Un escritor francés, en un libro reciente, cita al emperador e historiador romano Tácito, que, relatando la trayectoria militar de Pompeyo, señala que un jefe de los íberos dijo: “Cuando lo han destruido todo, los romanos lo llaman paz”. ¡Y eso en el año 72 antes de Cristo! ¡Esa era la paz de los muertos! Pero la paz solo es paz cuando es la paz de los vivos y para los vivos. Después de la destrucción no hay paz; únicamente hay un posible acuerdo para dejar de destruir lo que queda. ¡Un pacto para sobrevivir y nada más!

La paz entre Israel y Palestina es posible, pero enfrenta obstáculos profundos; y el gobierno de Netanyahu, aunque estable hasta ahora, podría caer si sus aliados de extrema derecha se sienten traicionados por concesiones en Gaza. Hay señales de apertura, como el plan de 20 puntos impulsado por Donald Trump, que propone un alto el fuego, liberación de rehenes, desarme de Hamás y reconstrucción de Gaza bajo supervisión internacional. Hamás ha mostrado disposición a negociar, lo que algunos gobiernos, como el español, consideran un paso hacia un “horizonte de paz”. Sin embargo, la paz duradera exige más que acuerdos técnicos: debe incluir el reconocimiento de un Estado palestino, el fin de la ocupación y respeto a los derechos humanos, como exige Amnistía Internacional. El principal escollo sigue siendo Hamás, cuya desaparición del mapa político es vista como condición por Israel. Además, la desconfianza mutua y la falta de voluntad para ceder complican cualquier negociación.
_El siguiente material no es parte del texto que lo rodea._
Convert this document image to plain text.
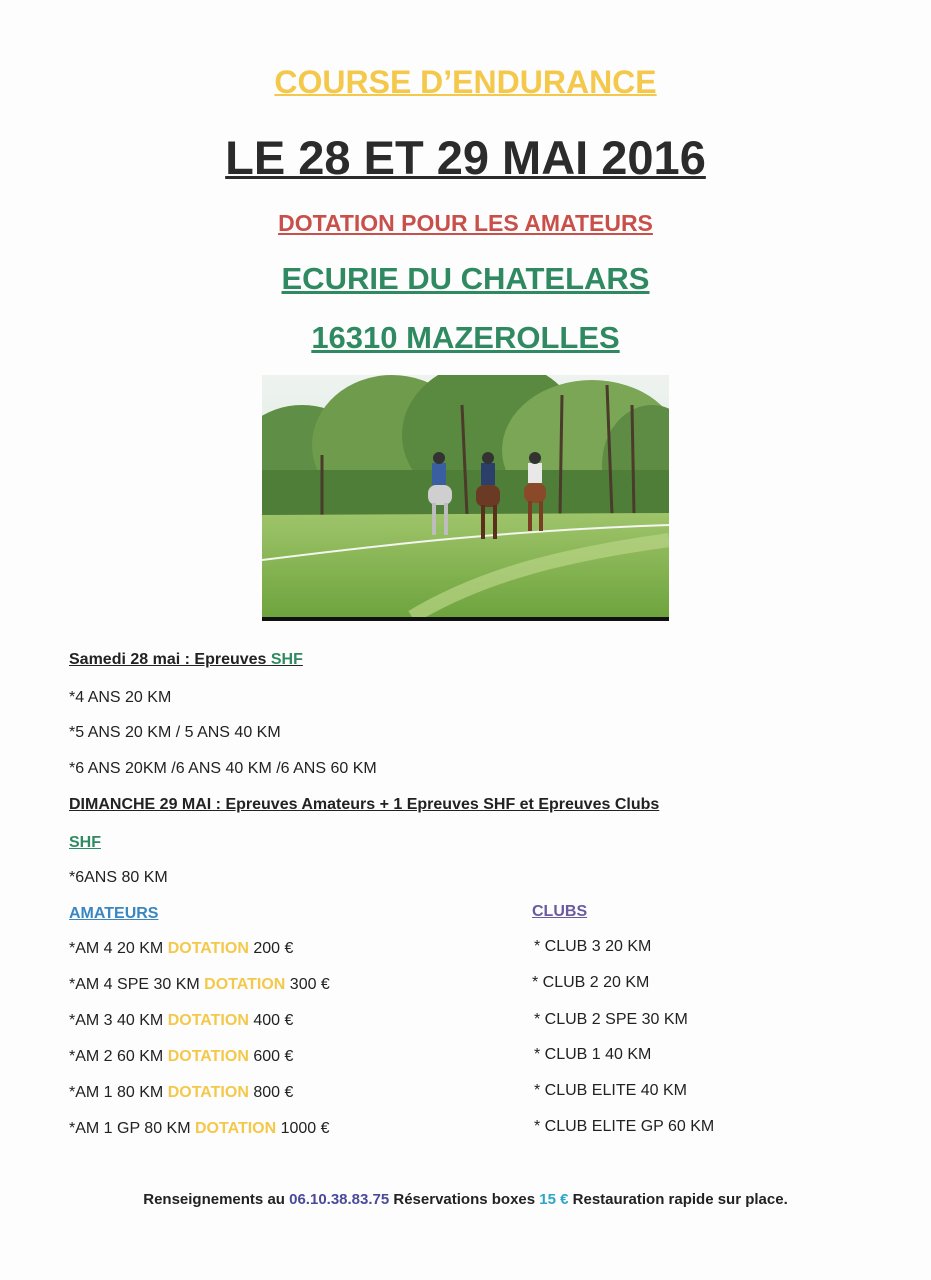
COURSE D’ENDURANCE
LE 28 ET 29 MAI 2016
DOTATION POUR LES AMATEURS
ECURIE DU CHATELARS
16310 MAZEROLLES
Samedi 28 mai : Epreuves SHF
*4 ANS 20 KM
*5 ANS 20 KM / 5 ANS 40 KM
*6 ANS 20KM /6 ANS 40 KM /6 ANS 60 KM
DIMANCHE 29 MAI : Epreuves Amateurs + 1 Epreuves SHF et Epreuves Clubs
SHF
*6ANS 80 KM
AMATEURS
*AM 4 20 KM DOTATION 200 €
*AM 4 SPE 30 KM DOTATION 300 €
*AM 3 40 KM DOTATION 400 €
*AM 2 60 KM DOTATION 600 €
*AM 1 80 KM DOTATION 800 €
*AM 1 GP 80 KM DOTATION 1000 €
CLUBS
* CLUB 3 20 KM
* CLUB 2 20 KM
* CLUB 2 SPE 30 KM
* CLUB 1 40 KM
* CLUB ELITE 40 KM
* CLUB ELITE GP 60 KM
Renseignements au 06.10.38.83.75 Réservations boxes 15 € Restauration rapide sur place.
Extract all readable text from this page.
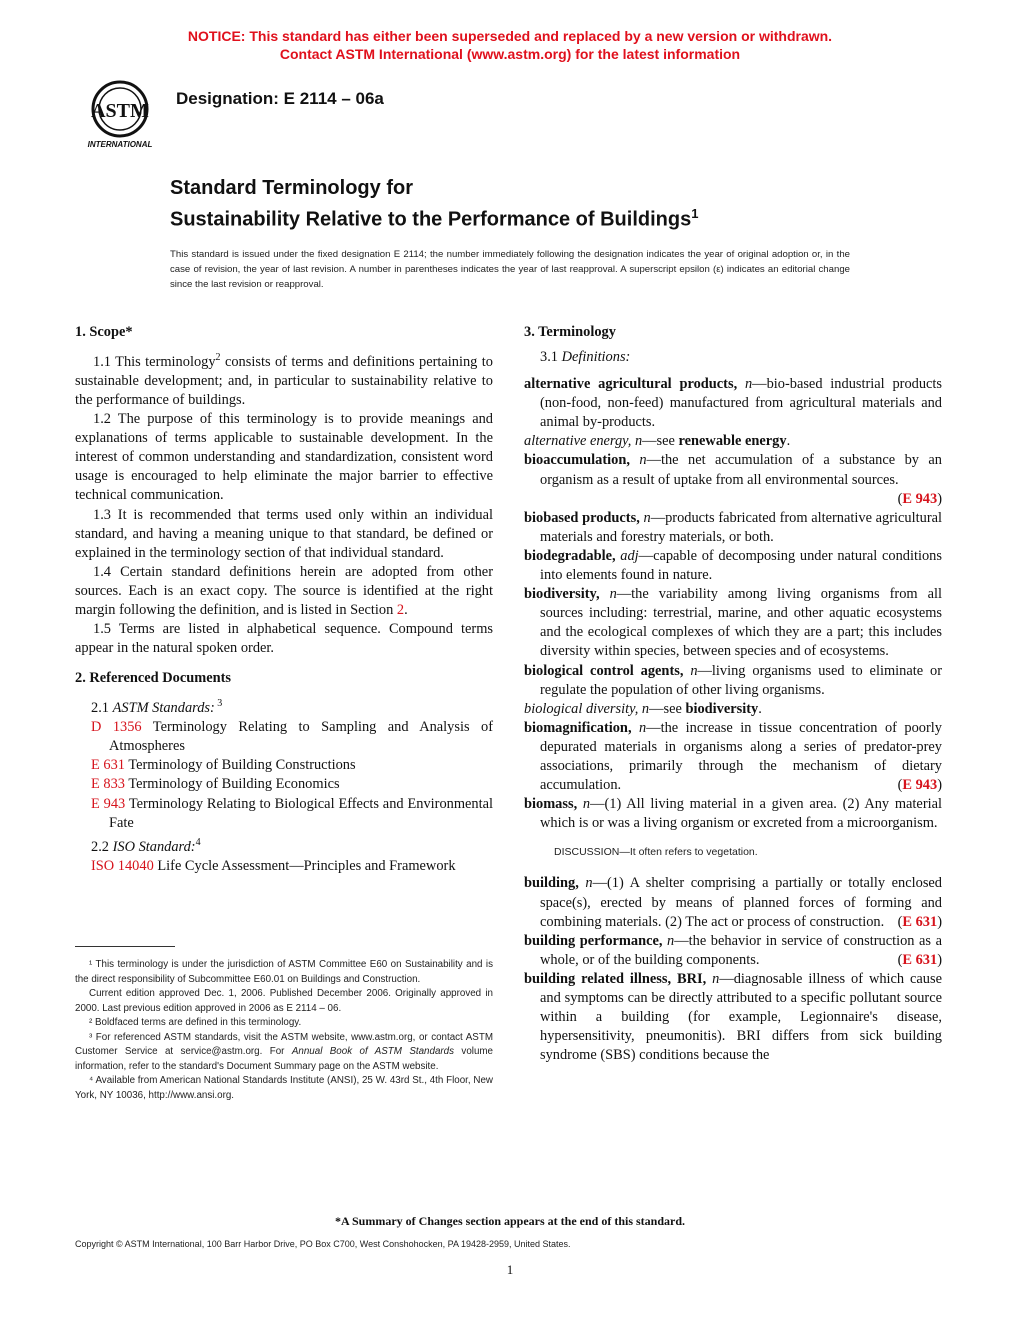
NOTICE: This standard has either been superseded and replaced by a new version or withdrawn.
Contact ASTM International (www.astm.org) for the latest information
ASTM
INTERNATIONAL
Designation: E 2114 – 06a
Standard Terminology for
Sustainability Relative to the Performance of Buildings$^1$
This standard is issued under the fixed designation E 2114; the number immediately following the designation indicates the year of original adoption or, in the case of revision, the year of last revision. A number in parentheses indicates the year of last reapproval. A superscript epsilon (ε) indicates an editorial change since the last revision or reapproval.
1. Scope*

1.1 This terminology$^2$ consists of terms and definitions pertaining to sustainable development; and, in particular to sustainability relative to the performance of buildings.

1.2 The purpose of this terminology is to provide meanings and explanations of terms applicable to sustainable development. In the interest of common understanding and standardization, consistent word usage is encouraged to help eliminate the major barrier to effective technical communication.

1.3 It is recommended that terms used only within an individual standard, and having a meaning unique to that standard, be defined or explained in the terminology section of that individual standard.

1.4 Certain standard definitions herein are adopted from other sources. Each is an exact copy. The source is identified at the right margin following the definition, and is listed in Section 2.

1.5 Terms are listed in alphabetical sequence. Compound terms appear in the natural spoken order.

2. Referenced Documents

2.1 ASTM Standards: $^3$

D 1356 Terminology Relating to Sampling and Analysis of Atmospheres

E 631 Terminology of Building Constructions

E 833 Terminology of Building Economics

E 943 Terminology Relating to Biological Effects and Environmental Fate

2.2 ISO Standard:$^4$

ISO 14040 Life Cycle Assessment—Principles and Framework

¹ This terminology is under the jurisdiction of ASTM Committee E60 on Sustainability and is the direct responsibility of Subcommittee E60.01 on Buildings and Construction.

Current edition approved Dec. 1, 2006. Published December 2006. Originally approved in 2000. Last previous edition approved in 2006 as E 2114 – 06.

² Boldfaced terms are defined in this terminology.

³ For referenced ASTM standards, visit the ASTM website, www.astm.org, or contact ASTM Customer Service at service@astm.org. For Annual Book of ASTM Standards volume information, refer to the standard's Document Summary page on the ASTM website.

⁴ Available from American National Standards Institute (ANSI), 25 W. 43rd St., 4th Floor, New York, NY 10036, http://www.ansi.org.

3. Terminology

3.1 Definitions:

alternative agricultural products, n—bio-based industrial products (non-food, non-feed) manufactured from agricultural materials and animal by-products.

alternative energy, n—see renewable energy.

bioaccumulation, n—the net accumulation of a substance by an organism as a result of uptake from all environmental sources.
(E 943)

biobased products, n—products fabricated from alternative agricultural materials and forestry materials, or both.

biodegradable, adj—capable of decomposing under natural conditions into elements found in nature.

biodiversity, n—the variability among living organisms from all sources including: terrestrial, marine, and other aquatic ecosystems and the ecological complexes of which they are a part; this includes diversity within species, between species and of ecosystems.

biological control agents, n—living organisms used to eliminate or regulate the population of other living organisms.

biological diversity, n—see biodiversity.

biomagnification, n—the increase in tissue concentration of poorly depurated materials in organisms along a series of predator-prey associations, primarily through the mechanism of dietary accumulation.	(E 943)

biomass, n—(1) All living material in a given area. (2) Any material which is or was a living organism or excreted from a microorganism.

DISCUSSION—It often refers to vegetation.

building, n—(1) A shelter comprising a partially or totally enclosed space(s), erected by means of planned forces of forming and combining materials. (2) The act or process of construction. (E 631)

building performance, n—the behavior in service of construction as a whole, or of the building components.	(E 631)

building related illness, BRI, n—diagnosable illness of which cause and symptoms can be directly attributed to a specific pollutant source within a building (for example, Legionnaire's disease, hypersensitivity, pneumonitis). BRI differs from sick building syndrome (SBS) conditions because the

*A Summary of Changes section appears at the end of this standard.
Copyright © ASTM International, 100 Barr Harbor Drive, PO Box C700, West Conshohocken, PA 19428-2959, United States.
1
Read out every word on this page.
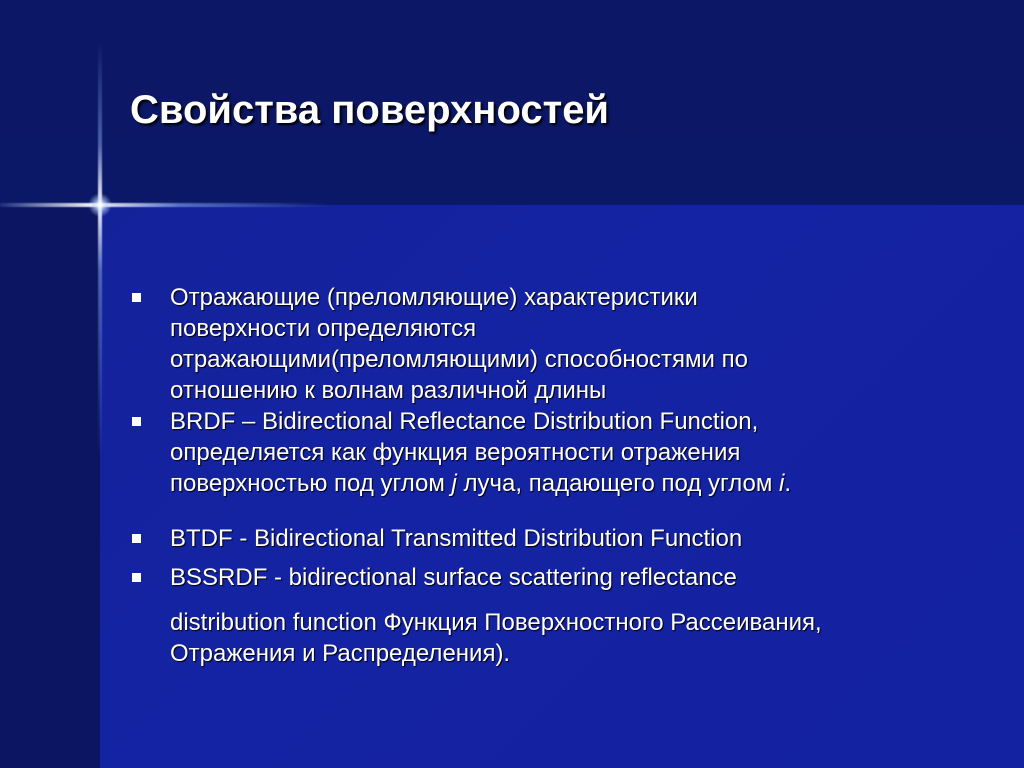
Свойства поверхностей
Отражающие (преломляющие) характеристики
поверхности определяются
отражающими(преломляющими) способностями по
отношению к волнам различной длины
BRDF – Bidirectional Reflectance Distribution Function,
определяется как функция вероятности отражения
поверхностью под углом j луча, падающего под углом i.
BTDF - Bidirectional Transmitted Distribution Function
BSSRDF - bidirectional surface scattering reflectance
distribution function Функция Поверхностного Рассеивания,
Отражения и Распределения).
La paz es técnicamente posible, pero políticamente frágil. Y el gobierno de Netanyahu, aunque resistente, está en equilibrio precario: cualquier paso hacia la paz que implique concesiones podría desencadenar su colapso. 

Mientras tanto, igual al volátil de Donald Trump, el asunto deja de interesarle si este viernes no le conceden el Premio Nobel de la Paz.